When a reflexive extension function throws an exception, the exception details are now captured in an error that can be caught using the try/catch capabilities in XSLT 3.0 and XQuery 3.0. In particular, the error code is a QName whose namespace URI is "http://saxon.sf.net/java-type and whose local name is the class name of the exception type, for examplejava.net.URISyntaxException.

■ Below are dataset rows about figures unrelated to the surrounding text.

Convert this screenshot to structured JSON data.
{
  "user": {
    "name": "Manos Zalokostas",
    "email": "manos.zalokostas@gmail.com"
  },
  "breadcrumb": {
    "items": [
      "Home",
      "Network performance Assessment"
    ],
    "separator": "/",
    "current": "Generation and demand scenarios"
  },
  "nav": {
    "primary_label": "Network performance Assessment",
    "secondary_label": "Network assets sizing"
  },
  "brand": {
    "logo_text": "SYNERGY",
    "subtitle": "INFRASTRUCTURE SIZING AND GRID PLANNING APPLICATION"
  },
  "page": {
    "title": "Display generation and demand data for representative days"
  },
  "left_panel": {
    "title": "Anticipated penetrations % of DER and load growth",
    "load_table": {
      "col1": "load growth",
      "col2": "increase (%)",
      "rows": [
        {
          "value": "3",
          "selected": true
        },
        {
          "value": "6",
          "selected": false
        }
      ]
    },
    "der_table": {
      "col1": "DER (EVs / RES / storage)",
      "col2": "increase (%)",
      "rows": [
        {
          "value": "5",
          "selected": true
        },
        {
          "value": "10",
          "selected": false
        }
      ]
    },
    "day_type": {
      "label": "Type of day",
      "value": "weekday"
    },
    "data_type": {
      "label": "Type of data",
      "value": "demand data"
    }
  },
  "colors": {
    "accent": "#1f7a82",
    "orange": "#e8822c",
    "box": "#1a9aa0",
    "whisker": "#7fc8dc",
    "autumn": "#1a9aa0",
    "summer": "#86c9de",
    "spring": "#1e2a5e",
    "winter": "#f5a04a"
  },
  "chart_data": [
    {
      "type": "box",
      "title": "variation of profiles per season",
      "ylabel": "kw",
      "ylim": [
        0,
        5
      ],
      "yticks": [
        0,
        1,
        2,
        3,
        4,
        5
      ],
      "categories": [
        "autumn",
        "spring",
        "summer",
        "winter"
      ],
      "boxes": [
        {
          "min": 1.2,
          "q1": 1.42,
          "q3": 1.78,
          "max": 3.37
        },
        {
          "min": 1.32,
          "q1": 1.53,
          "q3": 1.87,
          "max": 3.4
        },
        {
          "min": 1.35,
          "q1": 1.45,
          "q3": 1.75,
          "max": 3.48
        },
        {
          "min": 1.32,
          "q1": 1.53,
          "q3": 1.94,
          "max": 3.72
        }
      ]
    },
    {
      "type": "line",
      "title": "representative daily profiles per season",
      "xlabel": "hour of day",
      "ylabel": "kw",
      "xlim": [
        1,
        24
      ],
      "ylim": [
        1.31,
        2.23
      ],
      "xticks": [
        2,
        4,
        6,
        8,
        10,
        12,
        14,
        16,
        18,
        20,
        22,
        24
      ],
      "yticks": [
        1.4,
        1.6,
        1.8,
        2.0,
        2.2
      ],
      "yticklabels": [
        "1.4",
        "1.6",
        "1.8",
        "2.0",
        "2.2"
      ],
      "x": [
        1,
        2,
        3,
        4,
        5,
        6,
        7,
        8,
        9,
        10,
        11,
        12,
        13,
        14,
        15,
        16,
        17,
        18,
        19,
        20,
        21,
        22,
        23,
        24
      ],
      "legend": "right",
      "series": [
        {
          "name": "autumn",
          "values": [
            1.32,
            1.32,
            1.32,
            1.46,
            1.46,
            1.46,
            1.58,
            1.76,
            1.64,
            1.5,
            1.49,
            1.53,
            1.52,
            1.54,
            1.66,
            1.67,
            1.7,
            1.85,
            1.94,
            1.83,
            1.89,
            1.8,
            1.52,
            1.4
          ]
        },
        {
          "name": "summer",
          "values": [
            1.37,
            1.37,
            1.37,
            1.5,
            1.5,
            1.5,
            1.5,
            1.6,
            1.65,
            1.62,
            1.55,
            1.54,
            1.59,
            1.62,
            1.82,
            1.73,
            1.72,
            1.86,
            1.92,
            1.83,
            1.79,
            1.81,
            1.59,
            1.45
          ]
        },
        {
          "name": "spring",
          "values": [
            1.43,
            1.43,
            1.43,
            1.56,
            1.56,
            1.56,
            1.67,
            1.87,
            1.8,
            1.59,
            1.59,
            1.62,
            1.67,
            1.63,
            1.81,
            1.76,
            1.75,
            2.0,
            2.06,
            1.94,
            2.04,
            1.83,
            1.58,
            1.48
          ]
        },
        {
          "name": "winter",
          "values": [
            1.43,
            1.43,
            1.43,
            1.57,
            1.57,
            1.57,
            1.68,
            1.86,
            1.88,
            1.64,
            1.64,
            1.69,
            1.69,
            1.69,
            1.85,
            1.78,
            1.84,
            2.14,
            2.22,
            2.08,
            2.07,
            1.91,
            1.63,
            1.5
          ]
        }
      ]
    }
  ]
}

It is now possible to use the reflexive call mechanism to call instance-level methods of the implementation classes for XDM values. For example, the following gets the current Julian instant:

<xsl:value-of select="d:toJulianInstant(current-dateTime())"
              xmlns:d="java:net.sf.saxon.value.DateTimeValue"/>

When an instance of java.util.Map is passed as a parameter to a stylesheet or query, then by default it is accessible within the stylesheet or query as an XPath 3.0 map object. However, if the parameter is declared with a required type of jt:java.util.Map, then it will instead be retained as an external object wrapping the java.util.Map, which means for example that (with the usual caveats and disclaimers) it is updateable by calling its put() method as an extension function.

The SQL Extension

Added the value #auto for the column-tag and row-tag attributes of sql:query, and made this the default; when this value is used, the element names used for rows and cells are taken from the table name used in the query, and the column names returned in the query metadata. To get the old default behaviour, specify row-tag="row" and column-tag="col".

Serialization

Support for XHTML 5 serialization, as defined in the 3.0 Serialization specification, is available. (Use <xsl:output method="xhtml" html-version="5.0"/>).

Comments and processing instructions no longer prevent an immediately following start tag being indented if it would have been indented in the absence of the comment or PI.

(However, comments and PIs are not themselves indented, because it is not possible to do this safely without looking ahead to see if the comment or PI is followed by significant character content.)